Sears, Roebuck Comes Calling
Looking for ways to diversify and increase production and profits, the women turned to corduroy pillow shams, and Sears liked what they saw. The Bee landed a contract with Sears in 1972.
During their busiest time, the women produced 30,000 shams every six months, 5,000 a month, and 200 a day. In 1980, the Bee did $7,500 in business, $5,100 of which was from Sears. By 1982, sales had increase to $200,000, the majority of which was sales to Sears.
Not only was FQB’s work prized by Sears and its customers, but art collectors and artists such as Diana Vreeland, Jackson Pollack and Lee Krasner acquired individual full-size quilts as works of art.
Between the Sears contract and the attention of collectors, the quilters were able to provide for their families, express their personal artistic visions and gain the pride of accomplishment.

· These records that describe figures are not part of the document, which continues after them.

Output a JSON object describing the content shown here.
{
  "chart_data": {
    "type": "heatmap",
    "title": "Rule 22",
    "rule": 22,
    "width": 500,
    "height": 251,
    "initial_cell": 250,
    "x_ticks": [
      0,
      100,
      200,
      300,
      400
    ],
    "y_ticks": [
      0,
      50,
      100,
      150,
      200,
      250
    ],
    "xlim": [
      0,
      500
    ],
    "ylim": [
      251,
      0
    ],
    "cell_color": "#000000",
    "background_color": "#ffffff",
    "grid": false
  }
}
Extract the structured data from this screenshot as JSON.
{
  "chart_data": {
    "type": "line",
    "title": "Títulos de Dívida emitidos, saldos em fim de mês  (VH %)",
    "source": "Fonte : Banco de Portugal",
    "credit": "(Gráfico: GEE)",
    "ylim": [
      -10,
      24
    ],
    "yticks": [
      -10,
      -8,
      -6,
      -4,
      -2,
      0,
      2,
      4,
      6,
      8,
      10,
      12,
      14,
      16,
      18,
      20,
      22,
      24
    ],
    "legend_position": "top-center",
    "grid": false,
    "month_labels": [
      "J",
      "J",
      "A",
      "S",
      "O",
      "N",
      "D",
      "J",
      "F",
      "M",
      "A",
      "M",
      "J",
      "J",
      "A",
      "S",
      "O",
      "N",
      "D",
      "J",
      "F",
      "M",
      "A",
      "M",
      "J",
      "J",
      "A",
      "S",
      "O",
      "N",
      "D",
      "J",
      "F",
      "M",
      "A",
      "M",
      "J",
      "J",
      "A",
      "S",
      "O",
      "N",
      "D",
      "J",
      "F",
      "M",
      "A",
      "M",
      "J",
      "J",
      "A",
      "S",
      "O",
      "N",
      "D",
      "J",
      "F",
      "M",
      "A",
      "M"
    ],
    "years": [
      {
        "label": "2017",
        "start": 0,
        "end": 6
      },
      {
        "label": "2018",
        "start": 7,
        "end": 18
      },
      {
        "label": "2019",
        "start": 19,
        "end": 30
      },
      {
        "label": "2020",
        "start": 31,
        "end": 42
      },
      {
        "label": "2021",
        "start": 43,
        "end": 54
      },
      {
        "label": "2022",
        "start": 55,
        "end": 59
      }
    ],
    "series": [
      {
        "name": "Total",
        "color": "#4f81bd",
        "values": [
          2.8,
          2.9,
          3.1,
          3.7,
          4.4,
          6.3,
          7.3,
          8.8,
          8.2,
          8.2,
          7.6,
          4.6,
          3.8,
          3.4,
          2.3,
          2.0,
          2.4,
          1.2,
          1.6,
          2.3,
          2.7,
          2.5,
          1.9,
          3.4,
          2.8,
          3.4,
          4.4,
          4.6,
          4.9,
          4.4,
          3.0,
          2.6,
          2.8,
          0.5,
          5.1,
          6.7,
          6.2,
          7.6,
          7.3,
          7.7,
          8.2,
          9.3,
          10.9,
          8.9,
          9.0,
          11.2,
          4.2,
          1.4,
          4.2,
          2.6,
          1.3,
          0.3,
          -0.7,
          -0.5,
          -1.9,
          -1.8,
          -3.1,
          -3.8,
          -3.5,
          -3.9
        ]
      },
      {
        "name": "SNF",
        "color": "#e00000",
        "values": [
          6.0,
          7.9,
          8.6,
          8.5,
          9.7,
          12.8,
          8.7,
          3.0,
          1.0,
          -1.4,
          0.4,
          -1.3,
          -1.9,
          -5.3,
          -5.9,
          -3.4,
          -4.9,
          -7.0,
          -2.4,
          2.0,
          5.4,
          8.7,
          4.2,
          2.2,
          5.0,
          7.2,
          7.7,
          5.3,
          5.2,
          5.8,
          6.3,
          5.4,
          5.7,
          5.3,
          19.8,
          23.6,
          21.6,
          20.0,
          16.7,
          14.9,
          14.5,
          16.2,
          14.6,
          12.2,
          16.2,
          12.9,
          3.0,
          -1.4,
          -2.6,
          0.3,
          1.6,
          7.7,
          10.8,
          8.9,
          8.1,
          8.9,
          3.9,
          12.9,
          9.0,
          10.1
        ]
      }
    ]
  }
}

In fact, as noted by author Callahan, “The first two years in the life of the Freedom Quilting Bee, 1966 and 1967, were amazing in terms of job orders and volunteer energies. Between its founding in March 1966, and the end of the calendar year, the co-op provided $5,500 in profits to its members, amassed mostly from the sale of $20 and $25 quilts…the co-op raised family income for some by as much as 25% “ in just its first 10 months.
Today, quilts from the artists of Freedom Quilting Bee are exhibited in museums across the globe and are highly prized by collectors, going for thousands of dollars.
Although FQB went strong for more than two decades, it didn’t survive into the 21st century, allowing the history, stories, innovation and incredible courage and accomplishments of a group of determined black women artisans to all but disappear. Our new organization, Freedom Quilting Bee Legacy, was created to right that wrong.